You can check the BD configuration on a non-border gateway node:
CLI (network-admin@switch*) > l2-table-show bd bd-evpn1 format mac,bd,vlan,vxlan,ip,ports,state,status,vtep-ip
mac bd vlan vxlan ip ports state status vtep-ip
----------------- -------- ---- ------ ------------ ----- ----------- ------ -----------
00:12:c0:88:07:32 bd-evpn1 500500 205.205.1.64 tunnel,evpn 93.93.93.93
00:12:c0:80:33:1e bd-evpn1 55 500500 205.205.1.51 81 active host
vtep-ip 93.93.93.93 corresponds to the border gateway’s VTEP:
CLI (network-admin@bgw*) > fabric-evpn-node-show
fabric-pod evpn-node version vtep-ip evpn-role
---------- --------- -------------- ----------- ---------
evpn-fab1 bgw 6.2.6020018465 93.93.93.93 primary
CLI (network-admin@bgw*) > vtep-show name vtep9
scope name location vrouter-name ip virtual-ip mac-learning
------ ----- -------- ------------ ---------- ----------- ------------
fabric vtep9 bgw vr9 93.93.93.9 93.93.93.93 on
The BD extends to the border gateway (and beyond):
CLI (network-admin@bgw*) > l2-table-show bd bd-evpn1 format mac,bd,vlan,vxlan,ip,ports,state,status,vtep-ip
mac bd vlan vxlan ip state status vtep-ip
----------------- -------- ---- ------ ------------ ----------- ------ ----------
00:12:c0:88:07:32 bd-evpn1 500500 205.205.1.64 tunnel,evpn 22.22.22.2
00:12:c0:80:33:1e bd-evpn1 55 500500 205.205.1.51 tunnel host
The BD is extended to Pod 2 too, as shown below on a non-border gateway node:
CLI (network-admin@switch2*) > l2-table-show bd bd-evpn2 format mac,bd,vlan,vxlan,ports,state,status,vtep-ip
mac bd vlan vxlan ports state status vtep-ip
----------------- -------- ---- ------ ----- ------------------------ ------ ----------
00:12:c0:88:07:32 bd-evpn2 500 500500 31 active host
00:12:c0:80:33:1e bd-evpn2 500500 tunnel,local-tunnel,evpn 22.22.22.2
This extension happens transparently as there is no BD-specific information in BGP:
CLI (network-admin@bgw*) > vrouter-evpn-bgp-routes-show format vrouter-name,vni,mac,ip,route-type,extended-community
vrouter-name vni mac ip route-type extended-community
------------ ------ ----------------- --------------- ---------- --------------------
vr9 500500 00:12:c0:88:07:32 2 RT:5002:500500 ET:8
vr9 500500 00:12:c0:88:07:32 205.205.1.64/32 2 RT:5002:500500 ET:8
Note that, as with VLANs when configured with EVPN, a BD is enabled once the BD's VXLAN ID is added to the respective border gateway’s VTEP and that same VXLAN ID is configured consistently on all the pods, as shown below on two nodes of different pods.

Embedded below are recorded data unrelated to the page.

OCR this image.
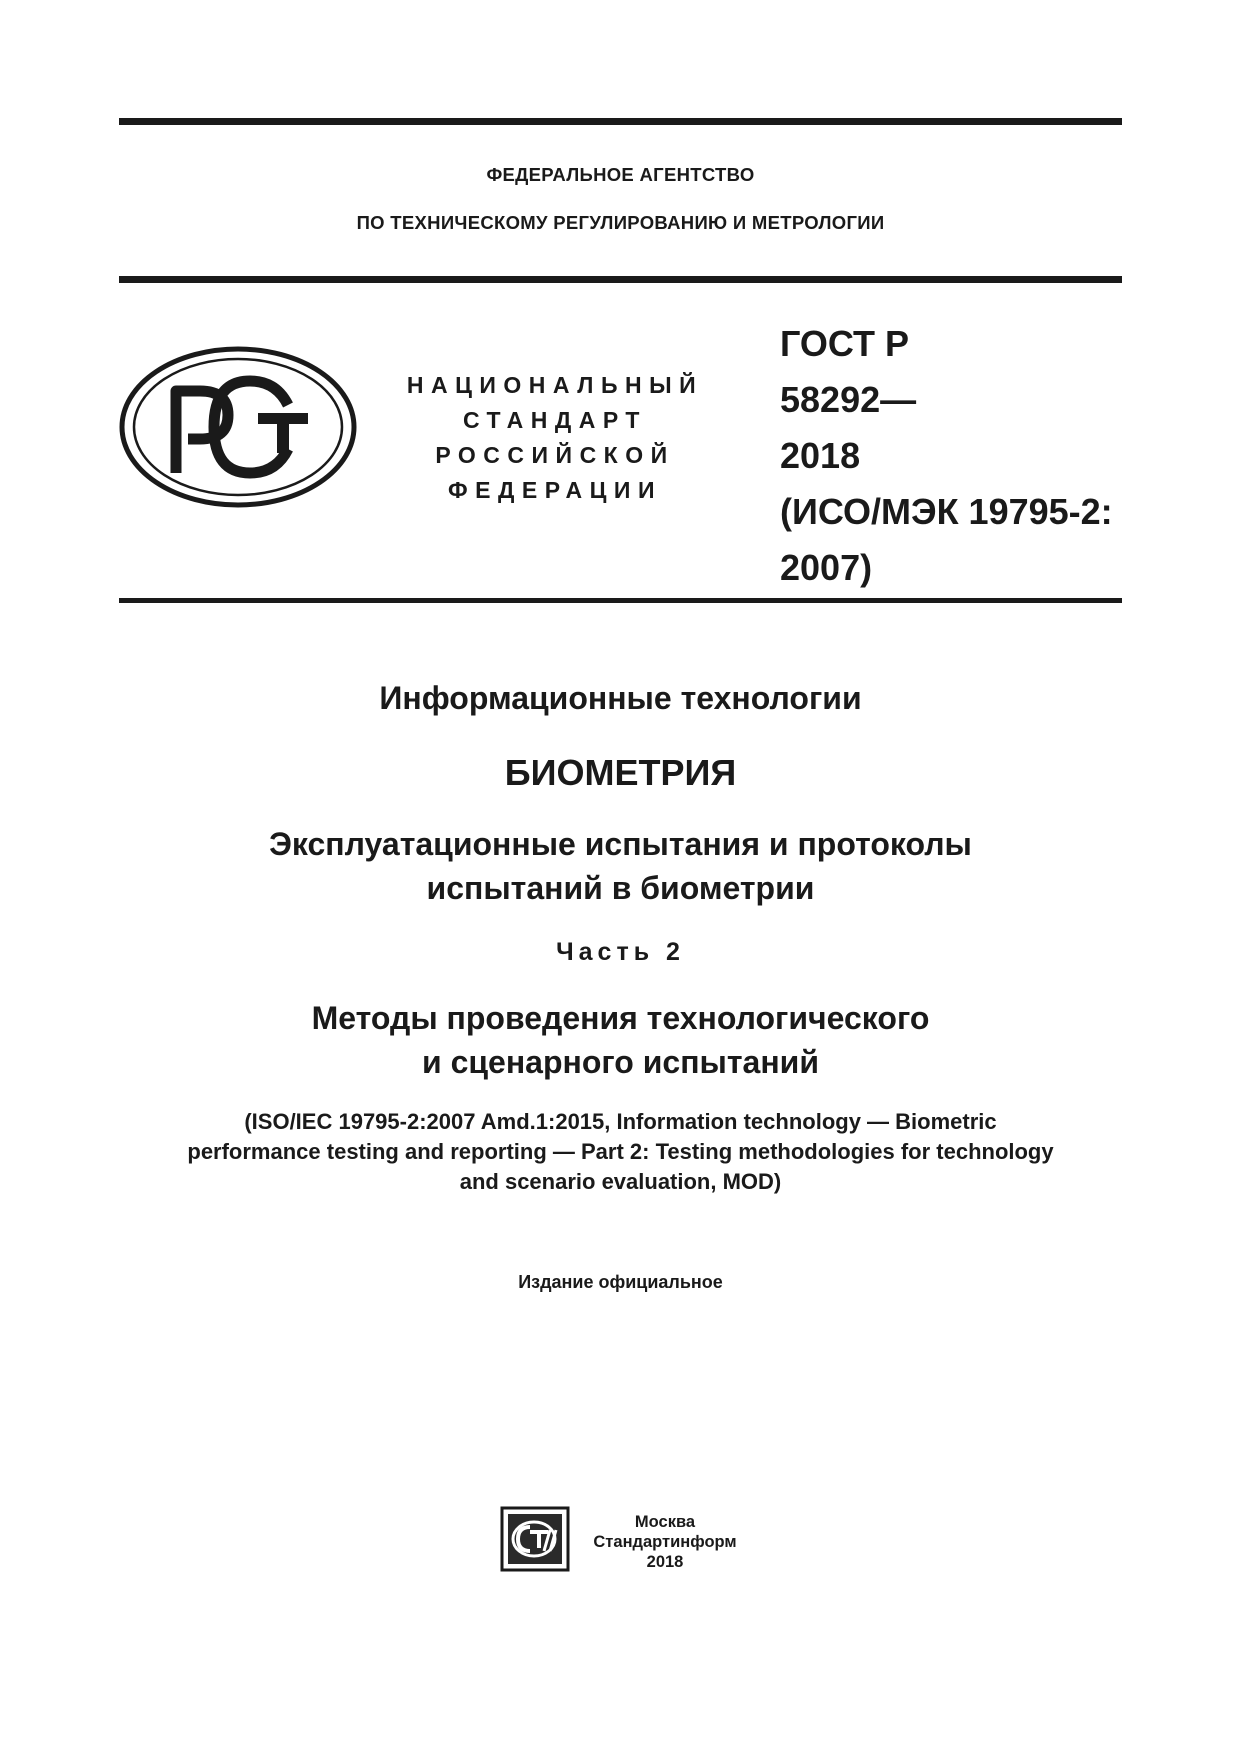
ФЕДЕРАЛЬНОЕ АГЕНТСТВО
ПО ТЕХНИЧЕСКОМУ РЕГУЛИРОВАНИЮ И МЕТРОЛОГИИ
НАЦИОНАЛЬНЫЙ
СТАНДАРТ
РОССИЙСКОЙ
ФЕДЕРАЦИИ
ГОСТ Р
58292—
2018
(ИСО/МЭК 19795-2:
2007)
Информационные технологии
БИОМЕТРИЯ
Эксплуатационные испытания и протоколы
испытаний в биометрии
Часть 2
Методы проведения технологического
и сценарного испытаний
(ISO/IEC 19795-2:2007 Amd.1:2015, Information technology — Biometric
performance testing and reporting — Part 2: Testing methodologies for technology
and scenario evaluation, MOD)
Издание официальное
Москва
Стандартинформ
2018
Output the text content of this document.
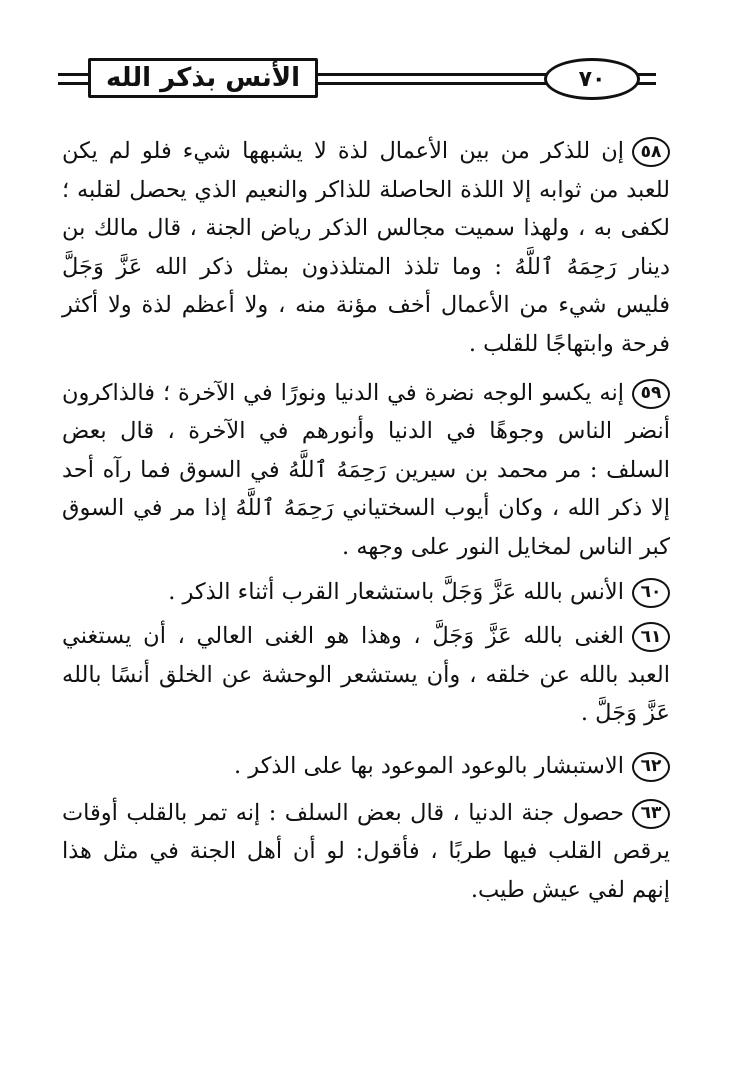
الأنس بذكر الله	٧٠

٥٨إن للذكر من بين الأعمال لذة لا يشبهها شيء فلو لم يكن للعبد من ثوابه إلا اللذة الحاصلة للذاكر والنعيم الذي يحصل لقلبه ؛ لكفى به ، ولهذا سميت مجالس الذكر رياض الجنة ، قال مالك بن دينار رَحِمَهُ ٱللَّهُ : وما تلذذ المتلذذون بمثل ذكر الله عَزَّ وَجَلَّ فليس شيء من الأعمال أخف مؤنة منه ، ولا أعظم لذة ولا أكثر فرحة وابتهاجًا للقلب .

٥٩إنه يكسو الوجه نضرة في الدنيا ونورًا في الآخرة ؛ فالذاكرون أنضر الناس وجوهًا في الدنيا وأنورهم في الآخرة ، قال بعض السلف : مر محمد بن سيرين رَحِمَهُ ٱللَّهُ في السوق فما رآه أحد إلا ذكر الله ، وكان أيوب السختياني رَحِمَهُ ٱللَّهُ إذا مر في السوق كبر الناس لمخايل النور على وجهه .

٦٠الأنس بالله عَزَّ وَجَلَّ باستشعار القرب أثناء الذكر .

٦١الغنى بالله عَزَّ وَجَلَّ ، وهذا هو الغنى العالي ، أن يستغني العبد بالله عن خلقه ، وأن يستشعر الوحشة عن الخلق أنسًا بالله عَزَّ وَجَلَّ .

٦٢الاستبشار بالوعود الموعود بها على الذكر .

٦٣حصول جنة الدنيا ، قال بعض السلف : إنه تمر بالقلب أوقات يرقص القلب فيها طربًا ، فأقول: لو أن أهل الجنة في مثل هذا إنهم لفي عيش طيب.
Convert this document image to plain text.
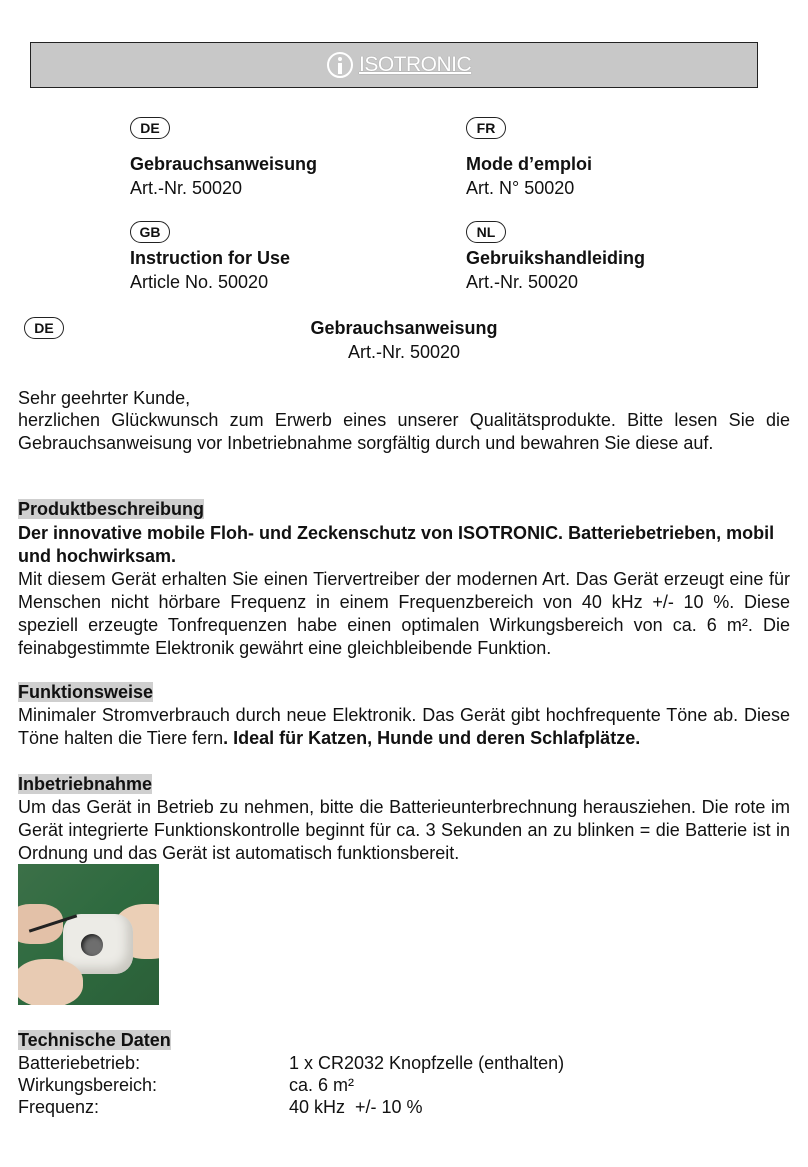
ISOTRONIC
DE
Gebrauchsanweisung
Art.-Nr. 50020
FR
Mode d’emploi
Art. N° 50020
GB
Instruction for Use
Article No. 50020
NL
Gebruikshandleiding
Art.-Nr. 50020
DE	Gebrauchsanweisung
Art.-Nr. 50020
Sehr geehrter Kunde,
herzlichen Glückwunsch zum Erwerb eines unserer Qualitätsprodukte. Bitte lesen Sie die Gebrauchsanweisung vor Inbetriebnahme sorgfältig durch und bewahren Sie diese auf.
Produktbeschreibung
Der innovative mobile Floh- und Zeckenschutz von ISOTRONIC. Batteriebetrieben, mobil und hochwirksam.
Mit diesem Gerät erhalten Sie einen Tiervertreiber der modernen Art. Das Gerät erzeugt eine für Menschen nicht hörbare Frequenz in einem Frequenzbereich von 40 kHz +/- 10 %. Diese speziell erzeugte Tonfrequenzen habe einen optimalen Wirkungsbereich von ca. 6 m². Die feinabgestimmte Elektronik gewährt eine gleichbleibende Funktion.
Funktionsweise
Minimaler Stromverbrauch durch neue Elektronik. Das Gerät gibt hochfrequente Töne ab. Diese Töne halten die Tiere fern. Ideal für Katzen, Hunde und deren Schlafplätze.
Inbetriebnahme
Um das Gerät in Betrieb zu nehmen, bitte die Batterieunterbrechnung herausziehen. Die rote im Gerät integrierte Funktionskontrolle beginnt für ca. 3 Sekunden an zu blinken = die Batterie ist in Ordnung und das Gerät ist automatisch funktionsbereit.
Technische Daten
Batteriebetrieb:	1 x CR2032 Knopfzelle (enthalten)
Wirkungsbereich:	ca. 6 m²
Frequenz:	40 kHz  +/- 10 %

First make sure EVPN is enabled:
CLI (network-admin@bgw*) > vrouter-show name vr9 format evpn-border,
evpn-border
-----------
enable
Then you can check that the BD’s VXLAN ID is correctly configured in Pod 1:
CLI (network-admin@bgw*) > vtep-vxlan-show name vtep9 vxlan 500500
name vxlan isolated
----- ------ --------
vtep9 500500 no
And also in Pod 2:
CLI (network-admin@bgw2*) > vtep-vxlan-show name vtep2 vxlan 500500
name vxlan isolated
----- ------ --------
vtep2 500500 no
Note: A hardware limitation is that you need to configure a BD port on the border gateway, regardless of whether there needs to be a host attached. So on the border gateway for BD configurations a port needs to be set aside anyway.